Sie steht nur am Rande und ist dennoch alles andere als eine Randnotiz. Wenn am Montag 22 500 Spitzen- und Freizeitsportler den 111. Boston-Marathon laufen, schlägt wieder die Stunde der Kathrine Switzer. So wie jedes Jahr beim ältesten Städte-Marathon der Welt. Kathrine Switzer wird wieder für das US- Fernsehen kommentieren, und sie wird ihre Geschichte erzählen. Die Geschichte vom 19. April 1967, als sie in Boston als erste Frau der Welt offiziell einen Marathon gelaufen ist.
Was heute völlig normal erscheint, ist vor 40 Jahren verboten. Niemand traut dem weiblichen Geschlecht eine derartige Belastung zu. Die 800 Meter sind für Frauen zu dieser Zeit die längste olympische Laufdistanz. „Ich wollte beweisen, dass Frauen durchaus einen Marathon laufen können“, sagt die im bayrischen Amberg geborene Switzer, die sich 1967 als K.V. Switzer für den 71. Boston-Marathon anmeldet. Ihre Initialen stehen für Kathrine Virginia, doch das hinterfragt niemand.
Das Wetter hilft ihr, als sie an der Startlinie steht. Denn es schneit, Und so verbirgt Switzer ihre langen Haare unter einer Wollmütze und ihre weiblichen Rundungen unter einem dicken Trainingsanzug. „Wäre es ein sonniger Tag gewesen, wäre die Sache schon vor dem Start beendet gewesen“, ist sie noch heute überzeugt. Switzer trägt die Nummer 261, die 739 Mitstreiter um sie herum sind Männer. Zwei von ihnen dienen als Geleitschutz – ihr Trainer Arnie Briggs und ihr damaliger Freund Tom Miller, ein Footballspieler, der 115 Kilogramm auf die Waage bringt.
Schon bald muss Miller sein Körpergewicht einsetzen. Denn an der Zwei-Meilen-Marke fliegt der Schwindel auf. Rennleiter Jock Semple, ein strenger und regeltreuer Schotte, entdeckt die Frau im Männerfeld und rastet aus. „Er sprang vom Begleit-Bus, rannte auf mich zu, schimpfte und wollte mir die Startnummer entreißen“, erinnert sich Switzer. Miller checkt den Rennleiter jedoch in bester Football-Manier zur Seite.
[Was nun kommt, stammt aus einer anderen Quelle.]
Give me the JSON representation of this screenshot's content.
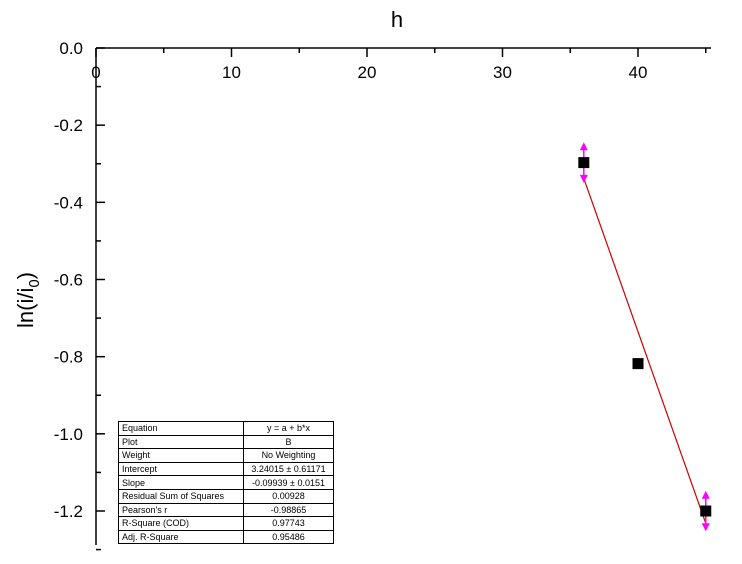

Nicht nur er ist Switzers Glück. Die Fotografen auf dem vorbeifahrenden Presse-Bus halten die Szene fest, die sofort um die Welt geht. Trotz der abgewehrten Attacke ist Switzer verunsichert, denkt ans aufhören. „Aber dann habe ich mir gesagt, wenn ich aufgebe, heißt es, Frauen können einfach keinen Marathon laufen. Deshalb musste ich weiterlaufen.“ Nach 4:20 Stunden läuft sie über die Ziellinie. Viele Zuschauer applaudieren begeistert, andere sind empört.
Gespaltene Reaktionen
Auch die Reaktion in der Presse ist gespalten. Die Hälfte der Journalisten sieht die Männerdomäne Marathon bedroht, die andere schreibt voller Bewunderung über die Frau, die als erste mit einer offiziellen Startnummer einen Marathon gelaufen ist. Bereits ein Jahr zuvor übersteht Roberta Gibb die 42,195 Kilometer in Boston und ist sogar fast eine Stunde schneller als Switzer. Gibb läuft jedoch ohne Anmeldung und Nummer, versteckt sich bis zum Start im Gebüsch.
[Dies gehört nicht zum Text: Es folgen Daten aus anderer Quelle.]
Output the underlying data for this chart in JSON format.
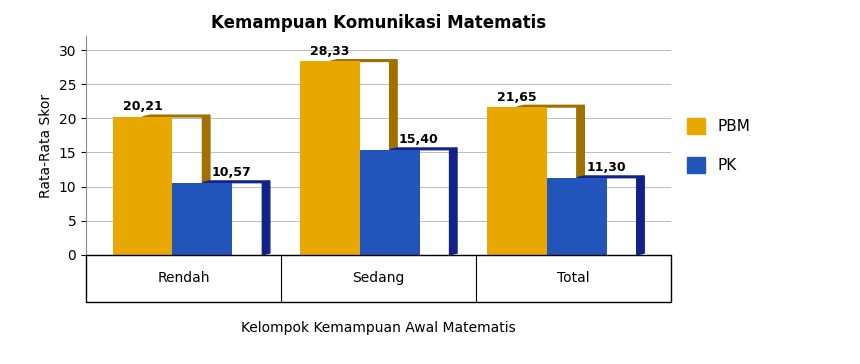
{
  "title": "Kemampuan Komunikasi Matematis",
  "xlabel": "Kelompok Kemampuan Awal Matematis",
  "ylabel": "Rata-Rata Skor",
  "categories": [
    "Rendah",
    "Sedang",
    "Total"
  ],
  "pbm_values": [
    20.21,
    28.33,
    21.65
  ],
  "pk_values": [
    10.57,
    15.4,
    11.3
  ],
  "pbm_color": "#E8A800",
  "pk_color": "#2255BB",
  "ylim": [
    0,
    32
  ],
  "yticks": [
    0,
    5,
    10,
    15,
    20,
    25,
    30
  ],
  "bar_width": 0.32,
  "legend_labels": [
    "PBM",
    "PK"
  ],
  "title_fontsize": 12,
  "axis_label_fontsize": 10,
  "tick_fontsize": 10,
  "value_fontsize": 9,
  "background_color": "#ffffff",
  "grid_color": "#bbbbbb"
}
Es dauert bis 1972, ehe Frauen offiziell beim Marathon starten dürfen – wenn auch unter harten Bedingungen. So ist die Qualifikationszeit für Boston denen der Männer gleichgesetzt und mit 3:30 Stunden für viele Frauen lange unerreichbar. 1975 ist die Wolfsburgerin Liane Winter die erste Ausländerin, die den Boston-Marathon gewinnt. In den Jahren 1994 bis 1996 triumphiert die Berlinerin Uta Pippig drei Mal nacheinander.
Am Montag starten rund 13 000 Frauen in Boston, darunter Vorjahressiegerin Rita Jeptoo aus Kenia. Und eine 41-Jährige schreibt sogar Geschichte. US-Astronautin Sunita Williams absolviert den Marathon im Weltall – auf einem Laufband in der Internationalen Raumstation ISS. 40 Jahre nach Kathrine Switzers Lauf.